ビレーの酒場「荒れ果てた竜」はいつもより賑やかだった。ラーンがイシェとテーブルに腰を下ろすと、テルヘルがすでにグラスを傾けて待っていた。
「今日は大口の依頼が入ったようだ。ヴォルダン領に近接する遺跡だ。危険度は高いが報酬も相当なものだ」
テルヘルはそう言うと、テーブルの上に地図を広げた。ラーンの目は輝き、イシェは眉間に皺を寄せた。
「ヴォルダン領か…あの辺りは危険すぎるだろう」
イシェの言葉に、ラーンが軽快に笑った。
「大丈夫だ、イシェ。俺たちにはテルヘルがいるじゃないか。それにあの遺跡には、もしかしたら大穴があるかもしれないぞ!」
ラーンの言葉に、テルヘルは薄暗い微笑を浮かべた。
「大穴…確かに魅力的だが、今回は私にとって別の目的がある。あの遺跡にはヴォルダンが隠しているある物に関する手がかりがある可能性が高いのだ」
イシェはテルヘルの言葉に、わずかに不安を感じた。以前から、テルヘルがヴォルダンへの復讐心を抱いていることは知っていた。しかし、その復讐のために危険な遺跡へ足を踏み入れるとは…
「報酬はどうなの?」
イシェの問いかけに、テルヘルはニヤリと笑った。
「心配する必要はない。今回は差益を多く得られるように交渉してきた」
ラーンの顔はさらに輝きを増した。イシェはため息をついたが、結局、二人の決意を変えられなかった。
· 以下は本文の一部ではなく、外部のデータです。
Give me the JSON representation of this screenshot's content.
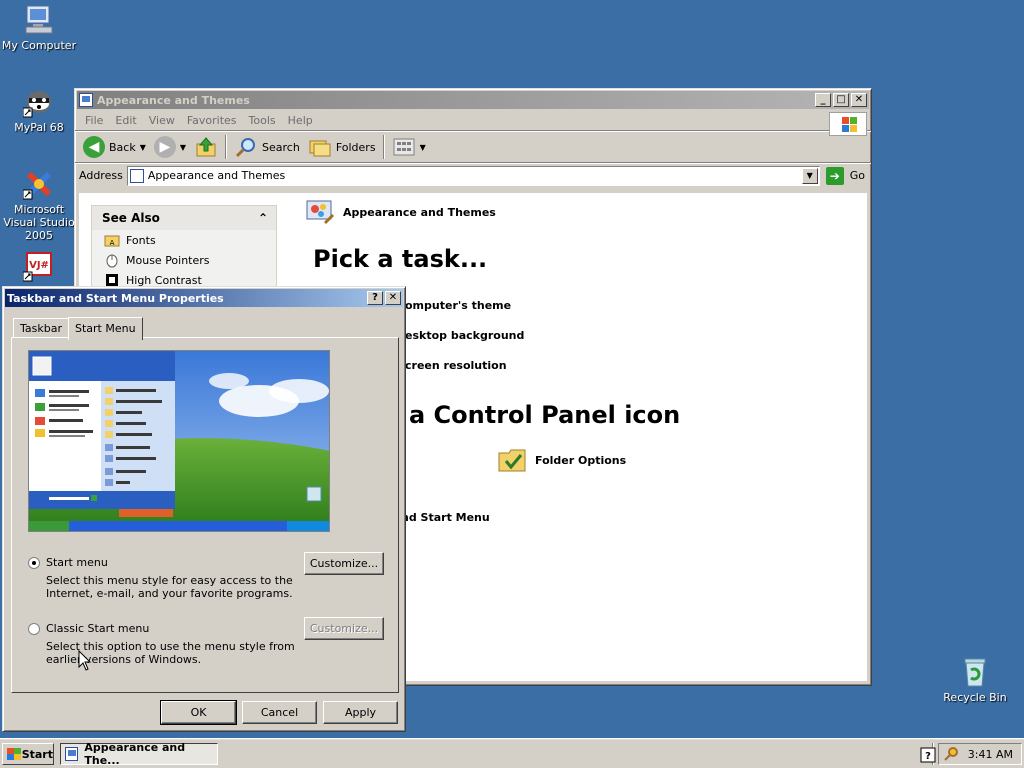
{
  "desktop": {
    "icons": [
      {
        "label": "My Computer"
      },
      {
        "label": "MyPal 68"
      },
      {
        "label": "Microsoft Visual Studio 2005"
      },
      {
        "label": "VJ#"
      },
      {
        "label": "Recycle Bin"
      }
    ],
    "background_color": "#3a6ea5"
  },
  "explorer": {
    "title": "Appearance and Themes",
    "menu": [
      "File",
      "Edit",
      "View",
      "Favorites",
      "Tools",
      "Help"
    ],
    "toolbar": {
      "back": "Back",
      "search": "Search",
      "folders": "Folders"
    },
    "address": {
      "label": "Address",
      "value": "Appearance and Themes",
      "go": "Go"
    },
    "see_also": {
      "title": "See Also",
      "items": [
        "Fonts",
        "Mouse Pointers",
        "High Contrast"
      ]
    },
    "category_title": "Appearance and Themes",
    "pick_task": "Pick a task...",
    "tasks": [
      "omputer's theme",
      "esktop background",
      "creen resolution"
    ],
    "pick_icon": "a Control Panel icon",
    "icons": [
      "Folder Options",
      "nd Start Menu"
    ]
  },
  "dialog": {
    "title": "Taskbar and Start Menu Properties",
    "tabs": [
      "Taskbar",
      "Start Menu"
    ],
    "start_menu": {
      "label": "Start menu",
      "desc_line1": "Select this menu style for easy access to the",
      "desc_line2": "Internet, e-mail, and your favorite programs.",
      "customize": "Customize..."
    },
    "classic_menu": {
      "label": "Classic Start menu",
      "desc_line1": "Select this option to use the menu style from",
      "desc_line2": "earlier versions of Windows.",
      "customize": "Customize..."
    },
    "buttons": {
      "ok": "OK",
      "cancel": "Cancel",
      "apply": "Apply"
    }
  },
  "taskbar": {
    "start": "Start",
    "task": "Appearance and The...",
    "clock": "3:41 AM"
  }
}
翌日、三人はビレーを出発した。ヴォルダン領への道は険しく、危険な獣や盗賊が潜んでいた。それでも彼らは、それぞれの思いを胸に、遺跡へと向かっていった。
遺跡の入り口には、ヴォルダンの紋章が刻まれていた。イシェは不安を隠せなかったが、ラーンは剣を構え、テルヘルは冷静な表情で周囲を見渡していた。
「さあ、大穴を探す旅が始まるぞ!」
ラーンの声が、荒れ果てた遺跡に響き渡った。